Given an integer with no more than 9 digits, you are supposed to read it in the traditional Chinese way. Output "Fu" first if it is negative. For example, -123456789 is read as "Fu yi Yi er Qian san Bai si Shi wu Wan liu Qian qi Bai ba Shi jiu". Note: zero ("ling") must be handled correctly according to the Chinese tradition. For example, 100800 is "yi Shi Wan ling ba Bai".

Input Specification:

Each input file contains one test case, which gives an integer with no more than 9 digits.

Output Specification:

For each test case, print in a line the Chinese way of reading the number.

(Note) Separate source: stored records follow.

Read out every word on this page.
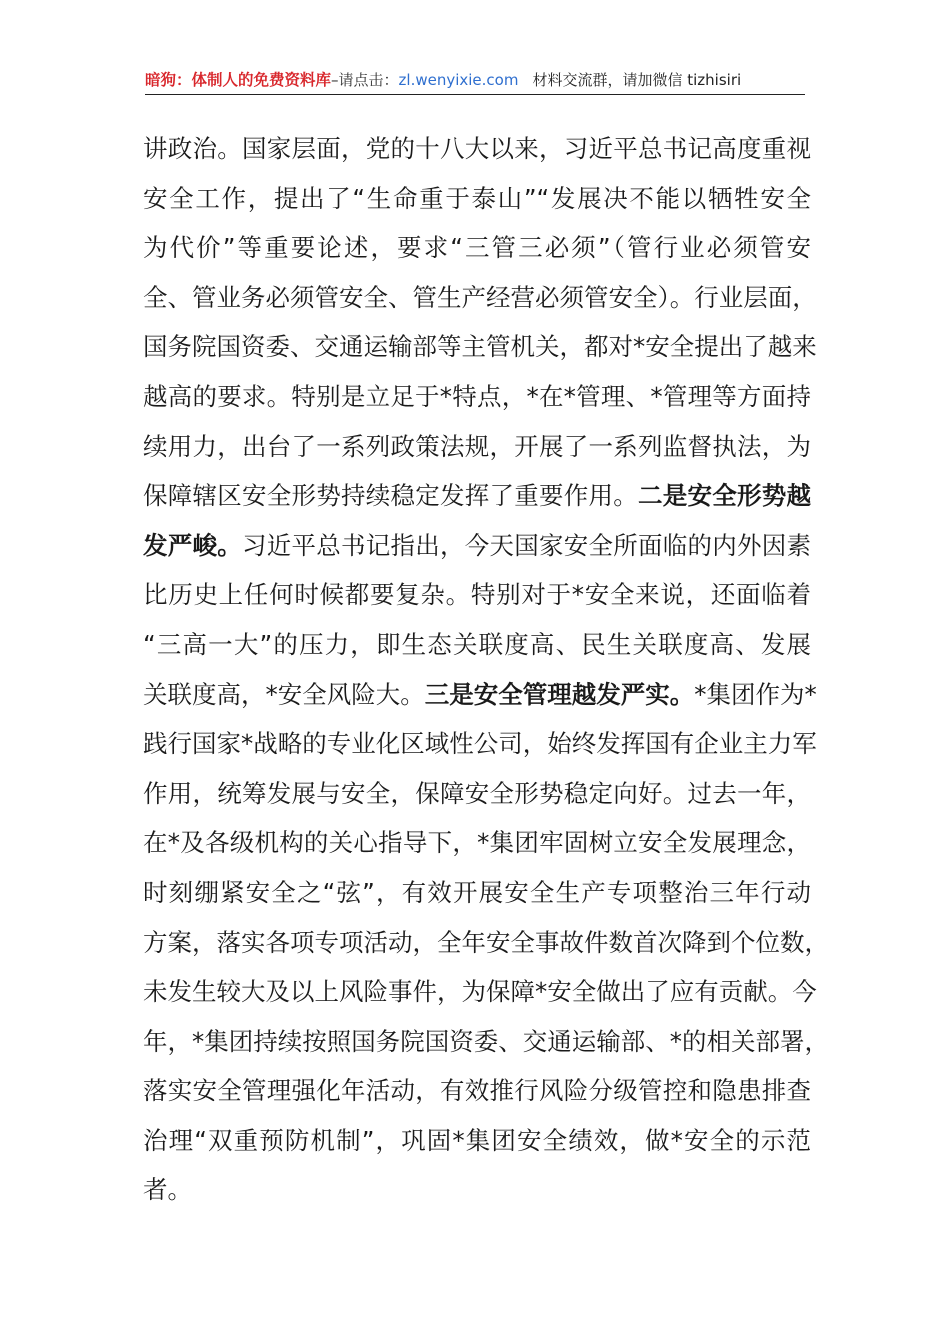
暗狗：体制人的免费资料库–请点击：zl.wenyixie.com 材料交流群，请加微信 tizhisiri
讲政治。国家层面，党的十八大以来，习近平总书记高度重视
安全工作，提出了“生命重于泰山”“发展决不能以牺牲安全
为代价”等重要论述，要求“三管三必须”（管行业必须管安
全、管业务必须管安全、管生产经营必须管安全）。行业层面，
国务院国资委、交通运输部等主管机关，都对*安全提出了越来
越高的要求。特别是立足于*特点，*在*管理、*管理等方面持
续用力，出台了一系列政策法规，开展了一系列监督执法，为
保障辖区安全形势持续稳定发挥了重要作用。二是安全形势越
发严峻。习近平总书记指出，今天国家安全所面临的内外因素
比历史上任何时候都要复杂。特别对于*安全来说，还面临着
“三高一大”的压力，即生态关联度高、民生关联度高、发展
关联度高，*安全风险大。三是安全管理越发严实。*集团作为*
践行国家*战略的专业化区域性公司，始终发挥国有企业主力军
作用，统筹发展与安全，保障安全形势稳定向好。过去一年，
在*及各级机构的关心指导下，*集团牢固树立安全发展理念，
时刻绷紧安全之“弦”，有效开展安全生产专项整治三年行动
方案，落实各项专项活动，全年安全事故件数首次降到个位数，
未发生较大及以上风险事件，为保障*安全做出了应有贡献。今
年，*集团持续按照国务院国资委、交通运输部、*的相关部署，
落实安全管理强化年活动，有效推行风险分级管控和隐患排查
治理“双重预防机制”，巩固*集团安全绩效，做*安全的示范
者。
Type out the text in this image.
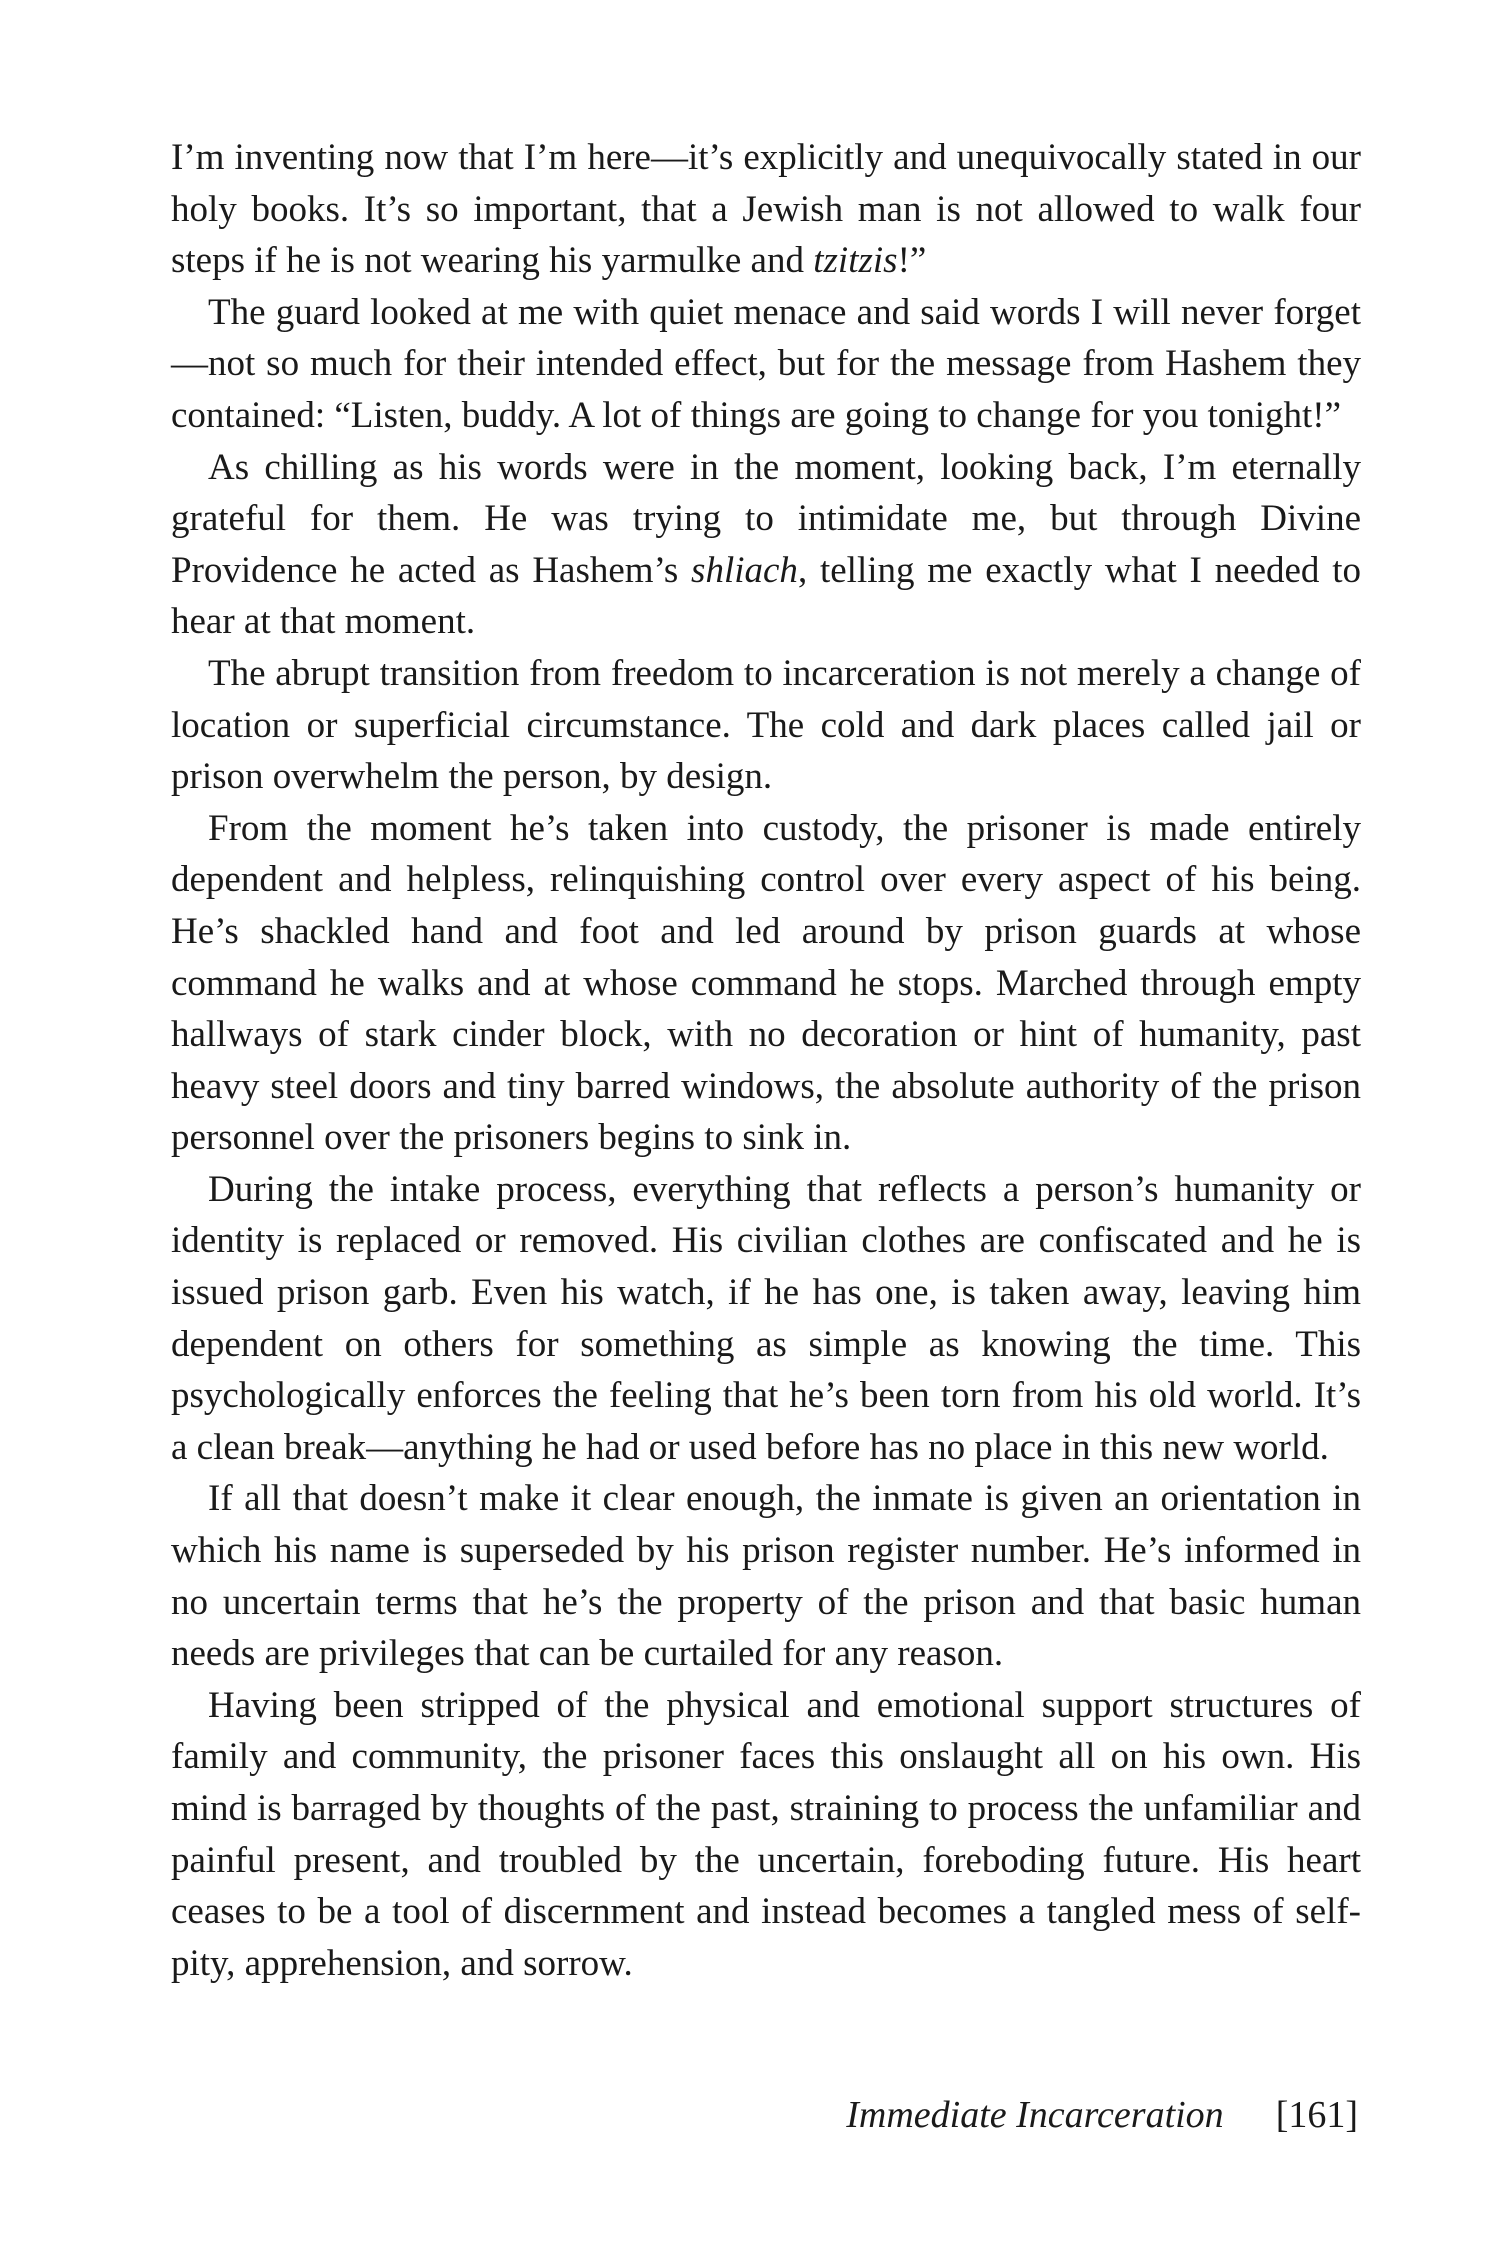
I’m inventing now that I’m here—it’s explicitly and unequivocally stated in our holy books. It’s so important, that a Jewish man is not allowed to walk four steps if he is not wearing his yarmulke and tzitzis!”

The guard looked at me with quiet menace and said words I will never forget—not so much for their intended effect, but for the message from Hashem they contained: “Listen, buddy. A lot of things are going to change for you tonight!”

As chilling as his words were in the moment, looking back, I’m eternally grateful for them. He was trying to intimidate me, but through Divine Providence he acted as Hashem’s shliach, telling me exactly what I needed to hear at that moment.

The abrupt transition from freedom to incarceration is not merely a change of location or superficial circumstance. The cold and dark places called jail or prison overwhelm the person, by design.

From the moment he’s taken into custody, the prisoner is made entirely dependent and helpless, relinquishing control over every aspect of his being. He’s shackled hand and foot and led around by prison guards at whose command he walks and at whose command he stops. Marched through empty hallways of stark cinder block, with no decoration or hint of humanity, past heavy steel doors and tiny barred windows, the absolute authority of the prison personnel over the prisoners begins to sink in.

During the intake process, everything that reflects a person’s humanity or identity is replaced or removed. His civilian clothes are confiscated and he is issued prison garb. Even his watch, if he has one, is taken away, leaving him dependent on others for something as simple as knowing the time. This psychologically enforces the feeling that he’s been torn from his old world. It’s a clean break—anything he had or used before has no place in this new world.

If all that doesn’t make it clear enough, the inmate is given an orientation in which his name is superseded by his prison register number. He’s informed in no uncertain terms that he’s the property of the prison and that basic human needs are privileges that can be curtailed for any reason.

Having been stripped of the physical and emotional support structures of family and community, the prisoner faces this onslaught all on his own. His mind is barraged by thoughts of the past, straining to process the unfamiliar and painful present, and troubled by the uncertain, foreboding future. His heart ceases to be a tool of discernment and instead becomes a tangled mess of self-pity, apprehension, and sorrow.

Immediate Incarceration [161]
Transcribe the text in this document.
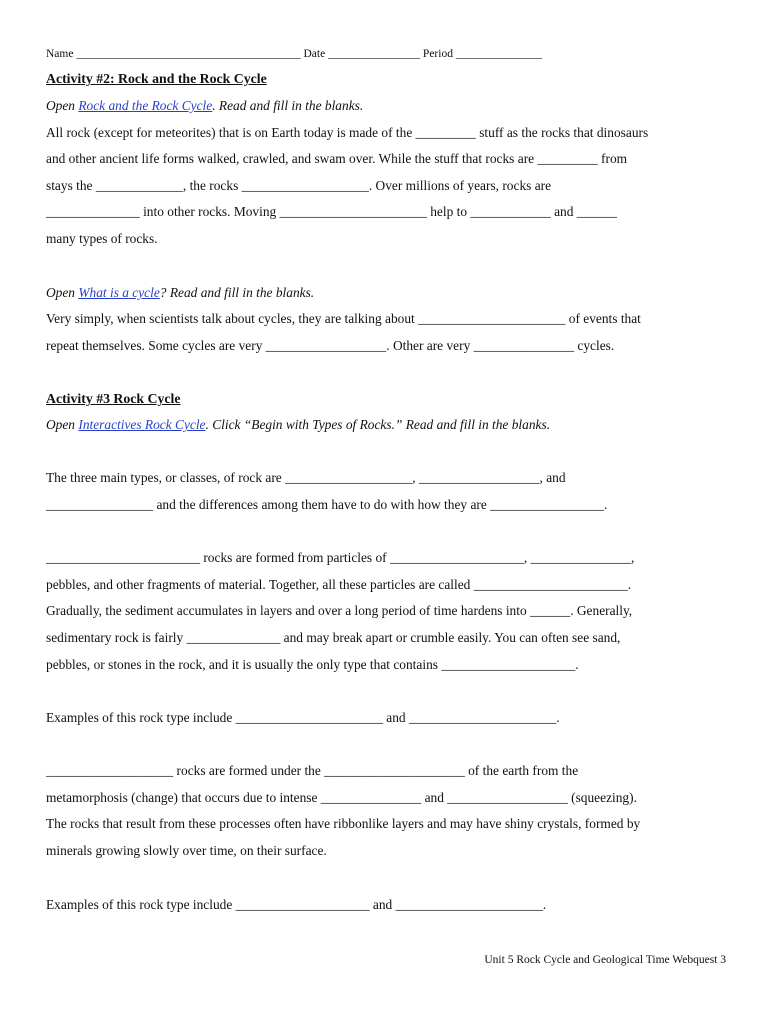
Name _______________________________________ Date ________________ Period _______________
Activity #2: Rock and the Rock Cycle
Open Rock and the Rock Cycle. Read and fill in the blanks.
All rock (except for meteorites) that is on Earth today is made of the _________ stuff as the rocks that dinosaurs
and other ancient life forms walked, crawled, and swam over. While the stuff that rocks are _________ from
stays the _____________, the rocks ___________________. Over millions of years, rocks are
______________ into other rocks. Moving ______________________ help to ____________ and ______
many types of rocks.
Open What is a cycle? Read and fill in the blanks.
Very simply, when scientists talk about cycles, they are talking about ______________________ of events that
repeat themselves. Some cycles are very __________________. Other are very _______________ cycles.
Activity #3 Rock Cycle
Open Interactives Rock Cycle. Click “Begin with Types of Rocks.” Read and fill in the blanks.
The three main types, or classes, of rock are ___________________, __________________, and
________________ and the differences among them have to do with how they are _________________.
_______________________ rocks are formed from particles of ____________________, _______________,
pebbles, and other fragments of material. Together, all these particles are called _______________________.
Gradually, the sediment accumulates in layers and over a long period of time hardens into ______. Generally,
sedimentary rock is fairly ______________ and may break apart or crumble easily. You can often see sand,
pebbles, or stones in the rock, and it is usually the only type that contains ____________________.
Examples of this rock type include ______________________ and ______________________.
___________________ rocks are formed under the _____________________ of the earth from the
metamorphosis (change) that occurs due to intense _______________ and __________________ (squeezing).
The rocks that result from these processes often have ribbonlike layers and may have shiny crystals, formed by
minerals growing slowly over time, on their surface.
Examples of this rock type include ____________________ and ______________________.
Unit 5 Rock Cycle and Geological Time Webquest 3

The characters are separated by a space and there must be no extra space at the end of the line.

Sample Input 1:

-123456789

Sample Output 1:

Fu yi Yi er Qian san Bai si Shi wu Wan liu Qian qi Bai ba Shi jiu

Sample Input 2:

Sample Output 2:

yi Shi Wan ling ba Bai

因为位数有限而且不多，就直接处理好了，h万和l(1-999)有类似的地方，注意空格的输出和ling的输出。

要对0这个输入特殊处理一下。

#include<iostream>
#include<string>
#include<cmath>

using namespace std;

string num[10]={"ling","yi","er","san","si","wu","liu","qi","ba","jiu"};
string unit[5]={"","Shi","Bai","Qian","Wan"};
int main()
{
	int n;
	cin>>n;
	if(n==0)
	{
		cout<<"ling";
		return 0;
	}
	if(n<0)
		cout<<"Fu ";
	n=abs(n);
	if(n/100000000)
		cout<<num[n/100000000]<<" Yi";
	bool f=n/100000000;
	n=n%100000000;
	if(n&&f)
		cout<<" ";
	int h=n/10000;
	bool f0=!f;
	int op=1000;
	int cnt=3;
	while(h)
	{
		if(h/op)
		{
			cout<<num[h/op];
			f0=false;
			if(cnt)
				cout<<" "<<unit[cnt];		
			if(h%op)
				cout<<" ";
		}
		else if(!f0)
		{
			cout<<"ling ";
			f0=true;
		}
		h=h%op;
		op=op/10;
		cnt--;
	}
	if(n/10000)
		cout<<" Wan";
	int l=n%10000;
	if(l&&n/10000)
		cout<<" ";
	f0=!(f||n/10000);
	op=1000;
	cnt=3;
	while(l)
	{
		if(l/op)
		{
			cout<<num[l/op];
			f0=false;
			if(cnt)
				cout<<" "<<unit[cnt];		
			if(l%op)
				cout<<" ";
		}
		else if(!f0)
		{
			cout<<"ling ";
			f0=true;
		}
		l=l%op;
		op=op/10;
		cnt--;
	}
}